Vicksburg Square at the former Fort Devens Army base includes buildings… (Pat Greenhouse/Globe Staff )

BY ALL reasonable measures, the old Army barracks at Devens is a perfect place to build housing. The barracks at Devens’s Vicksburg Square sit near an active rail line, down the street from a growing cluster of jobs. Utilities are already in place. Building at Devens means putting a historic development back into productive use, instead of bulldozing forests to build far-flung subdivisions. It’s exactly what planners envision when they talk about building smart.

But this is Massachusetts, so reasonable measures don’t apply. Instead, Boston-based developer Trinity Financial is facing stiff opposition to its bid to turn an abandoned barracks complex into housing for seniors, veterans, and working-class families. Devens includes territory in three towns — Harvard, Ayer, and Shirley — and Trinity has to get all three to go along with the proposal. Officials in Ayer and Harvard are kicking up plenty of opposition.
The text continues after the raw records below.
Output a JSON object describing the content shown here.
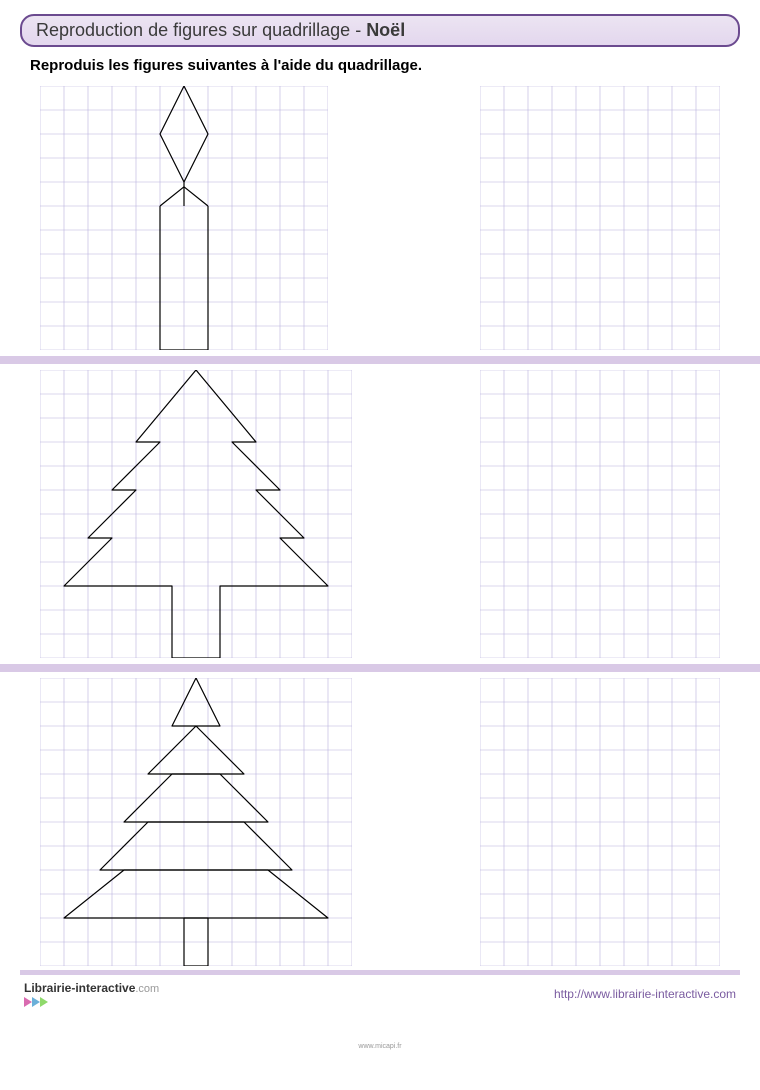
{
  "header": {
    "prefix": "Reproduction de figures sur quadrillage - ",
    "bold": "Noël"
  },
  "instruction": "Reproduis les figures suivantes à l'aide du quadrillage.",
  "grid": {
    "cell_size": 24,
    "line_color": "#b8b0dd",
    "line_width": 0.6,
    "figure_stroke": "#000000",
    "figure_width": 1.2
  },
  "sections": [
    {
      "left_grid": {
        "cols": 12,
        "rows": 11
      },
      "right_grid": {
        "cols": 10,
        "rows": 11
      },
      "figure": {
        "type": "candle",
        "paths": [
          "M 6 0 L 7 2 L 6 4 L 5 2 Z",
          "M 6 4 L 6 5",
          "M 5 5 L 6 4.2 L 7 5",
          "M 5 5 L 5 11 L 7 11 L 7 5"
        ]
      }
    },
    {
      "left_grid": {
        "cols": 13,
        "rows": 12
      },
      "right_grid": {
        "cols": 10,
        "rows": 12
      },
      "figure": {
        "type": "tree-solid",
        "paths": [
          "M 6.5 0 L 9 3 L 8 3 L 10 5 L 9 5 L 11 7 L 10 7 L 12 9 L 7.5 9 L 7.5 12 L 5.5 12 L 5.5 9 L 1 9 L 3 7 L 2 7 L 4 5 L 3 5 L 5 3 L 4 3 Z"
        ]
      }
    },
    {
      "left_grid": {
        "cols": 13,
        "rows": 12
      },
      "right_grid": {
        "cols": 10,
        "rows": 12
      },
      "figure": {
        "type": "tree-layered",
        "paths": [
          "M 6.5 0 L 7.5 2 L 5.5 2 Z",
          "M 6.5 2 L 8.5 4 L 4.5 4 Z",
          "M 5.5 4 L 7.5 4 L 9.5 6 L 3.5 6 Z",
          "M 4.5 6 L 8.5 6 L 10.5 8 L 2.5 8 Z",
          "M 3.5 8 L 9.5 8 L 12 10 L 1 10 Z",
          "M 6 10 L 7 10 L 7 12 L 6 12 Z"
        ]
      }
    }
  ],
  "footer": {
    "logo_main": "Librairie-interactive",
    "logo_suffix": ".com",
    "url": "http://www.librairie-interactive.com",
    "tri_colors": [
      "#d96bb0",
      "#6bb0d9",
      "#8fd96b"
    ]
  },
  "credit": "www.micapi.fr"
}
These kinds of fights are precisely why housing costs are such a burden for Massachusetts residents. States that build housing grow jobs, while states that don’t build housing don’t grow. The inability to add to the state’s supply of housing also explains why apartment rents around Boston have hit record highs in the middle of a deep economic slump. If Trinity is having difficulty building 246 new apartments on an old base that used to house 9,000 people, where, exactly, can anyone build around here?

Getting permission to build housing in Devens is inherently difficult. The law that governs the former Army base was written nearly two decades ago, at the depths of New England’s last real estate crash. It protected neighboring towns’ battered real estate markets by capping the amount of housing allowed on Devens at 282 units. To lift the housing cap, the three towns all have to agree. While the state agency MassDevelopment owns the former base, the bulk of it lies in Harvard. Meanwhile, suspicion of MassDevelopment also runs high in Ayer, where most of the Trinity Financial site lies.

Thousands of military housing units were demolished after the base’s 1996 closure, and since then, Devens’s neighbors have come to think of it as a 4,400-acre industrial park. This view was evident in 2006, when Harvard and Ayer voters shot down a bid to spin off the complex as the state’s 352nd town, and again in 2009, when Ayer voters torpedoed a proposal to allow the construction of 350 apartments at the abandoned barracks.